API Calls on EPA to Lower 2014 Ethanol Mandate
Published in CSP Daily News
Seeks "stop-gap" for "unworkable mandate"
WASHINGTON -- The American Petroleum Institute (API) has filed a waiver request for the U.S. Environmental Protection Agency (EPA) to lower the ethanol mandate to below 10% of gasoline demand for 2014. API Downstream Group director Bob Greco said the move is designed to protect consumers and the U.S. economy.
"The RFS is broken beyond repair, and we are calling on the EPA to use its waiver authority to provide a stop-gap measure for this unworkable mandate," Greco said. "Higher ethanol requirements could lead to a reduction in the domestic fuel supply, increased costs and severe harm to the U.S. economy."
The RFS and its requirements could drive up diesel costs by 300% and gasoline costs by 30% by 2015, according to a study by NERA Economic Consulting. Also, API's petition highlights how higher ethanol blends are not a practical solution to the blend wall, especially given that E15 can damage engines and cause vehicles to break down, according to studies by the Coordinating Research Council (also click here).
"While a waiver for 2014 will provide short-term relief from the RFS mandate, the program is outdated and needs to be repealed once and for all," Greco said. "Under the current RFS regime, ethanol requirements will continue to increase while gasoline demand continues to decline. That's why we need a full repeal by Congress."
API filed the waiver in conjunction with American Fuel & Petrochemical Manufacturers (AFPM).

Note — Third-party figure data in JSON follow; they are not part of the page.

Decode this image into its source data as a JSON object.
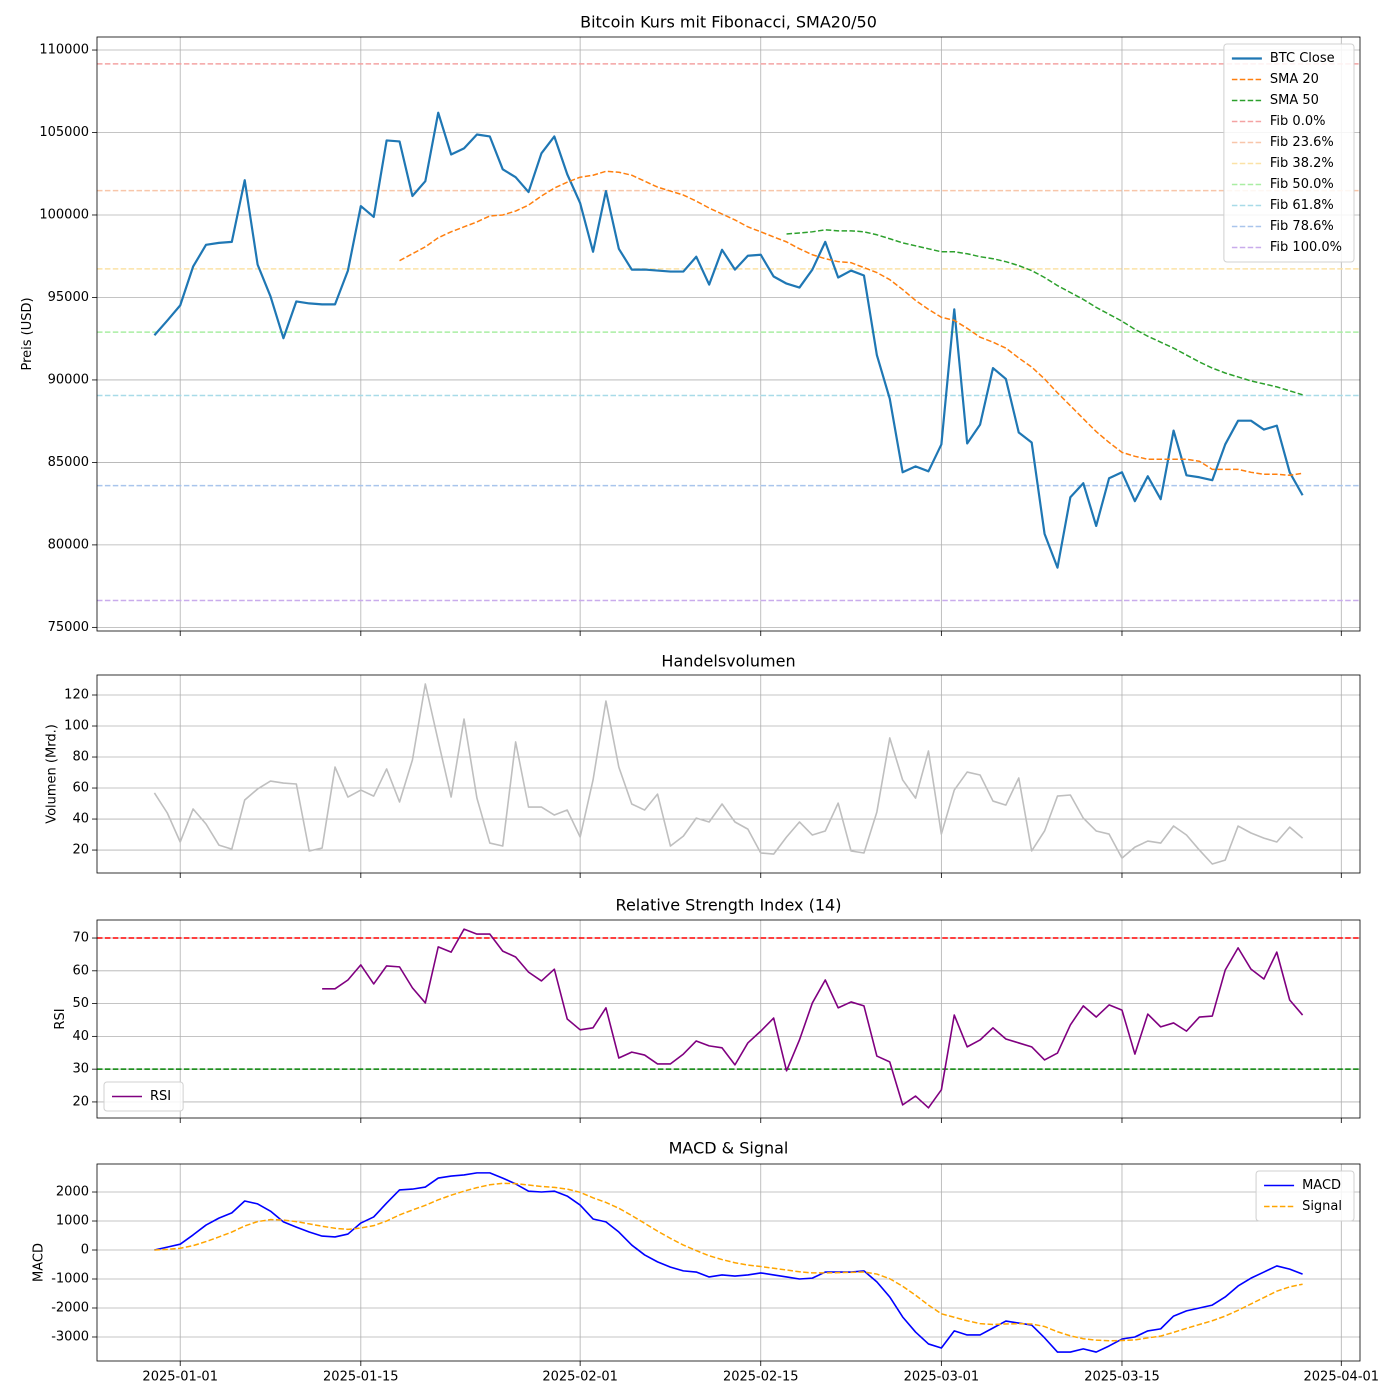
{
  "x": [
    "2024-12-30",
    "2024-12-31",
    "2025-01-01",
    "2025-01-02",
    "2025-01-03",
    "2025-01-04",
    "2025-01-05",
    "2025-01-06",
    "2025-01-07",
    "2025-01-08",
    "2025-01-09",
    "2025-01-10",
    "2025-01-11",
    "2025-01-12",
    "2025-01-13",
    "2025-01-14",
    "2025-01-15",
    "2025-01-16",
    "2025-01-17",
    "2025-01-18",
    "2025-01-19",
    "2025-01-20",
    "2025-01-21",
    "2025-01-22",
    "2025-01-23",
    "2025-01-24",
    "2025-01-25",
    "2025-01-26",
    "2025-01-27",
    "2025-01-28",
    "2025-01-29",
    "2025-01-30",
    "2025-01-31",
    "2025-02-01",
    "2025-02-02",
    "2025-02-03",
    "2025-02-04",
    "2025-02-05",
    "2025-02-06",
    "2025-02-07",
    "2025-02-08",
    "2025-02-09",
    "2025-02-10",
    "2025-02-11",
    "2025-02-12",
    "2025-02-13",
    "2025-02-14",
    "2025-02-15",
    "2025-02-16",
    "2025-02-17",
    "2025-02-18",
    "2025-02-19",
    "2025-02-20",
    "2025-02-21",
    "2025-02-22",
    "2025-02-23",
    "2025-02-24",
    "2025-02-25",
    "2025-02-26",
    "2025-02-27",
    "2025-02-28",
    "2025-03-01",
    "2025-03-02",
    "2025-03-03",
    "2025-03-04",
    "2025-03-05",
    "2025-03-06",
    "2025-03-07",
    "2025-03-08",
    "2025-03-09",
    "2025-03-10",
    "2025-03-11",
    "2025-03-12",
    "2025-03-13",
    "2025-03-14",
    "2025-03-15",
    "2025-03-16",
    "2025-03-17",
    "2025-03-18",
    "2025-03-19",
    "2025-03-20",
    "2025-03-21",
    "2025-03-22",
    "2025-03-23",
    "2025-03-24",
    "2025-03-25",
    "2025-03-26",
    "2025-03-27",
    "2025-03-28",
    "2025-03-29"
  ],
  "xlim": [
    "2024-12-25T13:12",
    "2025-04-02T10:48"
  ],
  "xticks": [
    "2025-01-01",
    "2025-01-15",
    "2025-02-01",
    "2025-02-15",
    "2025-03-01",
    "2025-03-15",
    "2025-04-01"
  ],
  "chart_data": [
    {
      "type": "line",
      "title": "Bitcoin Kurs mit Fibonacci, SMA20/50",
      "ylabel": "Preis (USD)",
      "grid": true,
      "legend": "upper right",
      "ylim": [
        74780,
        110790
      ],
      "yticks": [
        75000,
        80000,
        85000,
        90000,
        95000,
        100000,
        105000,
        110000
      ],
      "series": [
        {
          "name": "BTC Close",
          "color": "#1f77b4",
          "style": "solid",
          "values": [
            92710,
            93600,
            94520,
            96870,
            98190,
            98310,
            98370,
            102110,
            96990,
            95060,
            92530,
            94760,
            94640,
            94580,
            94580,
            96630,
            100540,
            99880,
            104520,
            104460,
            101150,
            102050,
            106200,
            103670,
            104040,
            104880,
            104760,
            102770,
            102290,
            101390,
            103740,
            104760,
            102470,
            100720,
            97770,
            101450,
            97950,
            96690,
            96690,
            96630,
            96570,
            96570,
            97470,
            95780,
            97890,
            96690,
            97530,
            97590,
            96270,
            95840,
            95600,
            96690,
            98370,
            96210,
            96630,
            96330,
            91510,
            88860,
            84400,
            84760,
            84460,
            86090,
            94280,
            86150,
            87290,
            90720,
            90060,
            86810,
            86210,
            80670,
            78620,
            82890,
            83740,
            81150,
            84040,
            84400,
            82650,
            84160,
            82770,
            86930,
            84220,
            84100,
            83920,
            86090,
            87530,
            87530,
            86990,
            87230,
            84400,
            83010
          ]
        },
        {
          "name": "SMA 20",
          "color": "#ff7f0e",
          "style": "dashed",
          "values": [
            null,
            null,
            null,
            null,
            null,
            null,
            null,
            null,
            null,
            null,
            null,
            null,
            null,
            null,
            null,
            null,
            null,
            null,
            null,
            97230,
            97650,
            98070,
            98620,
            98980,
            99280,
            99580,
            99940,
            100000,
            100240,
            100600,
            101150,
            101630,
            101990,
            102290,
            102410,
            102650,
            102590,
            102410,
            102050,
            101690,
            101450,
            101210,
            100840,
            100420,
            100060,
            99700,
            99280,
            98980,
            98670,
            98370,
            97950,
            97590,
            97350,
            97170,
            97110,
            96810,
            96510,
            96080,
            95480,
            94820,
            94280,
            93800,
            93610,
            93130,
            92590,
            92290,
            91930,
            91330,
            90780,
            90060,
            89220,
            88440,
            87650,
            86870,
            86210,
            85610,
            85370,
            85190,
            85190,
            85190,
            85190,
            85070,
            84580,
            84580,
            84580,
            84400,
            84280,
            84280,
            84220,
            84340
          ]
        },
        {
          "name": "SMA 50",
          "color": "#2ca02c",
          "style": "dashed",
          "values": [
            null,
            null,
            null,
            null,
            null,
            null,
            null,
            null,
            null,
            null,
            null,
            null,
            null,
            null,
            null,
            null,
            null,
            null,
            null,
            null,
            null,
            null,
            null,
            null,
            null,
            null,
            null,
            null,
            null,
            null,
            null,
            null,
            null,
            null,
            null,
            null,
            null,
            null,
            null,
            null,
            null,
            null,
            null,
            null,
            null,
            null,
            null,
            null,
            null,
            98850,
            98910,
            98980,
            99100,
            99040,
            99040,
            98980,
            98800,
            98560,
            98310,
            98130,
            97950,
            97770,
            97770,
            97650,
            97470,
            97350,
            97170,
            96930,
            96630,
            96210,
            95720,
            95300,
            94880,
            94400,
            93980,
            93560,
            93070,
            92650,
            92290,
            91930,
            91510,
            91090,
            90720,
            90420,
            90180,
            89940,
            89760,
            89580,
            89340,
            89100
          ]
        }
      ],
      "hlines": [
        {
          "name": "Fib 0.0%",
          "color": "#f4a3a3",
          "value": 109160
        },
        {
          "name": "Fib 23.6%",
          "color": "#f8c6aa",
          "value": 101480
        },
        {
          "name": "Fib 38.2%",
          "color": "#fbe2a6",
          "value": 96730
        },
        {
          "name": "Fib 50.0%",
          "color": "#a9eea3",
          "value": 92900
        },
        {
          "name": "Fib 61.8%",
          "color": "#a8dbe8",
          "value": 89060
        },
        {
          "name": "Fib 78.6%",
          "color": "#a9c5ec",
          "value": 83590
        },
        {
          "name": "Fib 100.0%",
          "color": "#c9acec",
          "value": 76630
        }
      ]
    },
    {
      "type": "line",
      "title": "Handelsvolumen",
      "ylabel": "Volumen (Mrd.)",
      "grid": true,
      "ylim": [
        5.2,
        132.9
      ],
      "yticks": [
        20,
        40,
        60,
        80,
        100,
        120
      ],
      "series": [
        {
          "color": "#bfbfbf",
          "style": "solid",
          "values": [
            56.8,
            43.9,
            25.2,
            46.5,
            36.8,
            23.2,
            20.6,
            52.3,
            59.4,
            64.5,
            63.2,
            62.6,
            19.4,
            21.3,
            73.5,
            54.2,
            58.7,
            54.8,
            72.3,
            51.0,
            78.1,
            127.1,
            90.3,
            54.2,
            104.5,
            53.5,
            24.5,
            22.6,
            89.7,
            47.7,
            47.7,
            42.6,
            45.8,
            28.4,
            65.2,
            116.1,
            73.5,
            49.7,
            45.8,
            56.1,
            22.6,
            29.0,
            40.6,
            38.1,
            49.7,
            38.1,
            33.5,
            18.1,
            17.4,
            28.4,
            38.1,
            29.7,
            32.3,
            50.3,
            19.4,
            18.1,
            44.5,
            92.3,
            65.2,
            53.5,
            83.9,
            30.3,
            58.7,
            70.3,
            68.4,
            51.6,
            49.0,
            66.5,
            19.4,
            32.3,
            54.8,
            55.5,
            40.6,
            32.3,
            30.3,
            14.8,
            21.9,
            25.8,
            24.5,
            35.5,
            29.7,
            20.0,
            11.0,
            13.5,
            35.5,
            31.0,
            27.7,
            25.2,
            34.8,
            27.7
          ]
        }
      ]
    },
    {
      "type": "line",
      "title": "Relative Strength Index (14)",
      "ylabel": "RSI",
      "grid": true,
      "legend": "lower left",
      "ylim": [
        15.1,
        75.5
      ],
      "yticks": [
        20,
        30,
        40,
        50,
        60,
        70
      ],
      "series": [
        {
          "name": "RSI",
          "color": "#800080",
          "style": "solid",
          "values": [
            null,
            null,
            null,
            null,
            null,
            null,
            null,
            null,
            null,
            null,
            null,
            null,
            null,
            54.5,
            54.5,
            57.2,
            61.8,
            56.0,
            61.5,
            61.2,
            54.8,
            50.2,
            67.3,
            65.7,
            72.7,
            71.2,
            71.2,
            66.0,
            64.2,
            59.6,
            56.9,
            60.5,
            45.3,
            42.0,
            42.6,
            48.7,
            33.4,
            35.2,
            34.3,
            31.6,
            31.6,
            34.6,
            38.6,
            37.1,
            36.5,
            31.3,
            38.0,
            41.6,
            45.6,
            29.5,
            38.9,
            50.2,
            57.2,
            48.7,
            50.5,
            49.3,
            34.0,
            32.2,
            19.1,
            21.8,
            18.2,
            23.7,
            46.5,
            36.8,
            38.9,
            42.6,
            39.2,
            38.0,
            36.8,
            32.8,
            34.9,
            43.5,
            49.3,
            45.9,
            49.6,
            48.0,
            34.6,
            46.8,
            42.9,
            44.1,
            41.6,
            45.9,
            46.2,
            60.2,
            67.0,
            60.5,
            57.5,
            65.7,
            51.1,
            46.5
          ]
        }
      ],
      "hlines": [
        {
          "color": "#ff0000",
          "value": 70
        },
        {
          "color": "#008000",
          "value": 30
        }
      ]
    },
    {
      "type": "line",
      "title": "MACD & Signal",
      "ylabel": "MACD",
      "grid": true,
      "legend": "upper right",
      "ylim": [
        -3828,
        2966
      ],
      "yticks": [
        -3000,
        -2000,
        -1000,
        0,
        1000,
        2000
      ],
      "series": [
        {
          "name": "MACD",
          "color": "#0000ff",
          "style": "solid",
          "values": [
            0,
            100,
            200,
            520,
            860,
            1100,
            1280,
            1690,
            1590,
            1340,
            970,
            790,
            620,
            480,
            450,
            550,
            930,
            1140,
            1620,
            2070,
            2100,
            2170,
            2480,
            2550,
            2590,
            2660,
            2660,
            2480,
            2280,
            2030,
            2000,
            2030,
            1860,
            1550,
            1070,
            970,
            620,
            170,
            -170,
            -410,
            -590,
            -720,
            -760,
            -930,
            -860,
            -900,
            -860,
            -790,
            -860,
            -930,
            -1000,
            -970,
            -760,
            -760,
            -760,
            -720,
            -1100,
            -1620,
            -2310,
            -2830,
            -3240,
            -3380,
            -2790,
            -2930,
            -2930,
            -2690,
            -2450,
            -2520,
            -2590,
            -3030,
            -3520,
            -3520,
            -3410,
            -3520,
            -3310,
            -3070,
            -3000,
            -2790,
            -2720,
            -2280,
            -2100,
            -2000,
            -1900,
            -1620,
            -1240,
            -970,
            -760,
            -550,
            -660,
            -830
          ]
        },
        {
          "name": "Signal",
          "color": "#ffa500",
          "style": "dashed",
          "values": [
            0,
            20,
            60,
            150,
            290,
            450,
            620,
            830,
            980,
            1050,
            1030,
            980,
            900,
            820,
            750,
            710,
            760,
            840,
            1000,
            1210,
            1380,
            1540,
            1730,
            1890,
            2030,
            2150,
            2250,
            2300,
            2290,
            2240,
            2190,
            2160,
            2100,
            1990,
            1800,
            1640,
            1440,
            1190,
            920,
            650,
            400,
            170,
            -20,
            -200,
            -330,
            -440,
            -520,
            -570,
            -630,
            -690,
            -750,
            -790,
            -790,
            -780,
            -770,
            -760,
            -830,
            -990,
            -1250,
            -1560,
            -1900,
            -2200,
            -2320,
            -2440,
            -2540,
            -2570,
            -2550,
            -2540,
            -2550,
            -2640,
            -2820,
            -2960,
            -3060,
            -3110,
            -3130,
            -3120,
            -3100,
            -3030,
            -2970,
            -2840,
            -2700,
            -2570,
            -2440,
            -2280,
            -2080,
            -1860,
            -1640,
            -1420,
            -1270,
            -1180
          ]
        }
      ]
    }
  ]
}
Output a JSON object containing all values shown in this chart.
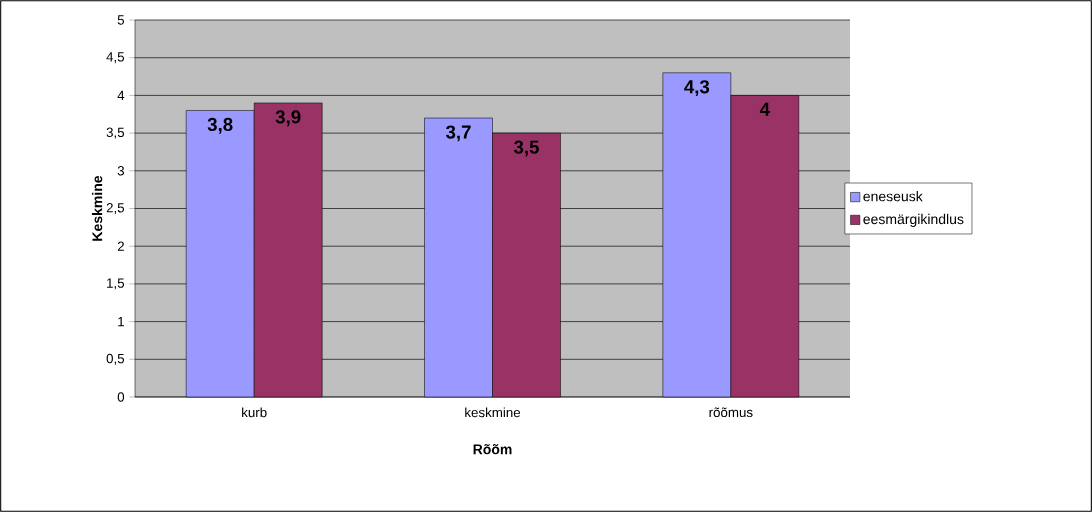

API is a national trade association that represents all segments of America's oil and natural gas industry. Its more than 500 members--including large integrated companies, exploration and production, refining, marketing, pipeline and marine businesses and service and supply firms--provide most of the nation's energy. The industry also supports 9.8 million U.S. jobs and 8% of the U.S. economy, delivers $86 million a day in revenue to our government, and, since 2000, has invested more than $2 trillion in U.S. capital projects to advance all forms of energy, including alternatives.